Изменить стиль страницы

— Не торопись, Ваня, на тот свет, на этом ещё много дел… Да, жаль, думал, с нами ты пойдёшь. К тому же наборщик ты, а нам типографские – во как нужны! Но, видать, крепко тебя серые сагитировали. Я ещё понимаю крестьян, которые слепо верят эсерам, но ты-то городской, пролетарий…

— Ежели помочь что надо, Стёпа, можешь на меня рассчитывать. Но дорогой я пойду своей. Ты меня знаешь, я упрямый!

— Ну ладно. А всё ж подумай. На вот тебе пяток листовок, почитай сам и братве передай на миноносце… Отчаянная, говоришь, братва на «Скором»? Ну вот, почитайте, может, не такими отчаянными будете, когда узнаете, чему учат серые…

Из листовки Владивостокской группы РСДРП «Чему учат социалисты-революционеры».

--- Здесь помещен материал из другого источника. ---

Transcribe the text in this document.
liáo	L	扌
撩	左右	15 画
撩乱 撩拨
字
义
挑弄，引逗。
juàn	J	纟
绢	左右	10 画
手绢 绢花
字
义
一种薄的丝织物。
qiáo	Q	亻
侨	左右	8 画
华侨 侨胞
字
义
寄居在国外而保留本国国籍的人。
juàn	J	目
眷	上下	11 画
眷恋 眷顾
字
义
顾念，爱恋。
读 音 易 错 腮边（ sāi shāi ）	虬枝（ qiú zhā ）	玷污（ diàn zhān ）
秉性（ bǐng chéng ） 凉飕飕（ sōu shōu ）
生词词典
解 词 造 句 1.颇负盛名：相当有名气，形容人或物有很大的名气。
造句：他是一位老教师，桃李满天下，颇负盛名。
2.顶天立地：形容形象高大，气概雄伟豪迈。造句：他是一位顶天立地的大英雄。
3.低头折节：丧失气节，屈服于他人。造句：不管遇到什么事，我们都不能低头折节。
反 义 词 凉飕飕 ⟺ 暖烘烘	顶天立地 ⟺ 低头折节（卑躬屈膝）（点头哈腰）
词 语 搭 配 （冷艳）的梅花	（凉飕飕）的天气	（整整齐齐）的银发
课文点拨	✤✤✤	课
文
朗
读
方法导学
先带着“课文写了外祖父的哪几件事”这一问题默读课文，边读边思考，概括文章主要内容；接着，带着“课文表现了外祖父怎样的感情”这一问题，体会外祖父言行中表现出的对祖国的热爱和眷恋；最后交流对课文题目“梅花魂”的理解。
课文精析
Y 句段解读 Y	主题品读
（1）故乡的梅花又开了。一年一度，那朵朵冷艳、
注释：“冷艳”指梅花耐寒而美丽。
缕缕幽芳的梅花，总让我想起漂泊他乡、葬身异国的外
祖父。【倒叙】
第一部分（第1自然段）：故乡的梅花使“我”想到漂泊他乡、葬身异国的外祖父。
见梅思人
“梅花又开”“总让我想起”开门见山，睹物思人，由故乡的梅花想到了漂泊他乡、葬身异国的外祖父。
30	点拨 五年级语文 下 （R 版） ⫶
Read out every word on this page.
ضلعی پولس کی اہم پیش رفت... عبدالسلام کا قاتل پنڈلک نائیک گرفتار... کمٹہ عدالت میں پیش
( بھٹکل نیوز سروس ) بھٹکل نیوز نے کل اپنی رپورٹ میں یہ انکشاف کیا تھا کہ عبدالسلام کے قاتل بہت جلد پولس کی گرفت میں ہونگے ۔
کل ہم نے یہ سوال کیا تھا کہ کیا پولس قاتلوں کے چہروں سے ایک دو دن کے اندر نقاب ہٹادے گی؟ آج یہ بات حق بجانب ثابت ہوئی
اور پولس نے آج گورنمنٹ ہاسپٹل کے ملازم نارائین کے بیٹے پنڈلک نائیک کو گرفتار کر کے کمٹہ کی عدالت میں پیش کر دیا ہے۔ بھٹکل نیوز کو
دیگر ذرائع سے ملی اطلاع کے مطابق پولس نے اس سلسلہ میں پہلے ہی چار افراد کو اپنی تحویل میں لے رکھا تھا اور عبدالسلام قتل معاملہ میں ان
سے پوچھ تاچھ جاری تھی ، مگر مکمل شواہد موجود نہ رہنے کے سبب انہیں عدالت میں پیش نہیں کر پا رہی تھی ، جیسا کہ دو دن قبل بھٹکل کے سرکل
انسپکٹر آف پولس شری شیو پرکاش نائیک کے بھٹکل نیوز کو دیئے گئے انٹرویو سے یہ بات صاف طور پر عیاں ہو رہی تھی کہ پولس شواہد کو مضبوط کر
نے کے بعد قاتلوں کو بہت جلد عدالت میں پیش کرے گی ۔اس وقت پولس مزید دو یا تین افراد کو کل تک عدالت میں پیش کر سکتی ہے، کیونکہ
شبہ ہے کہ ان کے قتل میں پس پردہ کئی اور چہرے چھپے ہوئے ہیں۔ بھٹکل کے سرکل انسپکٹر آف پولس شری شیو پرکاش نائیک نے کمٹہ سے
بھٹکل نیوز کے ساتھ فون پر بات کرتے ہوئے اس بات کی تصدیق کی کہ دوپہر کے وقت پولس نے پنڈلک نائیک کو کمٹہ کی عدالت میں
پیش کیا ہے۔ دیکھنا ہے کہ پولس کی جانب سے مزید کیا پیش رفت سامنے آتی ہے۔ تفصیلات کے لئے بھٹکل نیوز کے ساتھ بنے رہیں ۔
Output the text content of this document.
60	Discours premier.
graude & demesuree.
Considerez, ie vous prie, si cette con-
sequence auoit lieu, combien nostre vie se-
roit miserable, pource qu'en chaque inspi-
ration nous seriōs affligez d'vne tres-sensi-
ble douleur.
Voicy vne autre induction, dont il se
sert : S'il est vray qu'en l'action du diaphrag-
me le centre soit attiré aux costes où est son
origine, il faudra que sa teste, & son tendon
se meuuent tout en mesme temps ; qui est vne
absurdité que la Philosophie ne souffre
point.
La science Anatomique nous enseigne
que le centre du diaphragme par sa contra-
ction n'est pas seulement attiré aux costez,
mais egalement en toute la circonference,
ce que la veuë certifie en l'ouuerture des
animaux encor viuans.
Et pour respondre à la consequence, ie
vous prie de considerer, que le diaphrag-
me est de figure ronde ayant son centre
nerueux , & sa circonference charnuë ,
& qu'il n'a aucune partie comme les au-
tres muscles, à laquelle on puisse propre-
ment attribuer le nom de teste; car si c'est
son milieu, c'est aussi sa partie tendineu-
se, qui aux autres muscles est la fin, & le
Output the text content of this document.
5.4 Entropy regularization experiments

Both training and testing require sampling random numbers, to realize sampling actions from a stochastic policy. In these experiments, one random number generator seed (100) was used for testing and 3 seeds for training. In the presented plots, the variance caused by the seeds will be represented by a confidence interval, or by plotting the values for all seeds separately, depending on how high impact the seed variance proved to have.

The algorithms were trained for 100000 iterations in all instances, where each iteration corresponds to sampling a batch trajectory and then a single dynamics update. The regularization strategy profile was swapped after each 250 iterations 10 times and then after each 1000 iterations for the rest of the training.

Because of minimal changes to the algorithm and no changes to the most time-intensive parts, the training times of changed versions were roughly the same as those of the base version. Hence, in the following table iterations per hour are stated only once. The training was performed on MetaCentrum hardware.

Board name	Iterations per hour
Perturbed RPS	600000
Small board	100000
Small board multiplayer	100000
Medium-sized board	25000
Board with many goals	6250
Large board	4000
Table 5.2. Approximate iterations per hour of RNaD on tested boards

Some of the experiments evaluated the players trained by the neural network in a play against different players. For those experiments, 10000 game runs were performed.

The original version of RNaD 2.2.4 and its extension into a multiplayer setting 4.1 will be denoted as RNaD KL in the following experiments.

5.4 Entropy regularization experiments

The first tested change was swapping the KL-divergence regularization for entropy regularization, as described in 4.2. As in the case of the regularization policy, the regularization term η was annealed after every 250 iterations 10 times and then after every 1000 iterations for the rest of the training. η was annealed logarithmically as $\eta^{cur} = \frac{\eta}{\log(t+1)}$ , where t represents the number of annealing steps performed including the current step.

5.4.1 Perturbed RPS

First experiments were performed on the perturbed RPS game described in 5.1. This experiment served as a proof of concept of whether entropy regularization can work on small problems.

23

«…Социалисты-революционеры говорят: вся беда от того, что земля составляет частную собственность… Братья! Переход всей земли в крестьянские руки не спасет вас, неимущих, безлошадных, бесхозяйственных крестьян. В хозяева выбьется из вас один на десяток или сотню, а остальные по-прежнему будут продавать свою рабочую силу… Социалисты-революционеры без сомнения желают вам всякого добра, но в своих указаниях они жестоко ошибаются и вводят вас в заблуждение… Вы должны верить нам, вашим братьям, городским рабочим. Мы говорим вам: спасение для вас, как и для нас, одно: это социализм…»

Глава VII

1

Июльский день шёл на убыль, готовясь уступить свое место вечеру, но по-прежнему ярко светило солнце, жара не спадала. Обыватели в светлых полотняных костюмах степенно расхаживали по видовой площадке вокруг памятника Невельскому, читали надписи о его славных деяниях, сделанные на цоколе монумента, вглядывались в строгое мужицкое лицо адмирала, бюст которого стоял в нише, обращённой к полуострову Чуркина.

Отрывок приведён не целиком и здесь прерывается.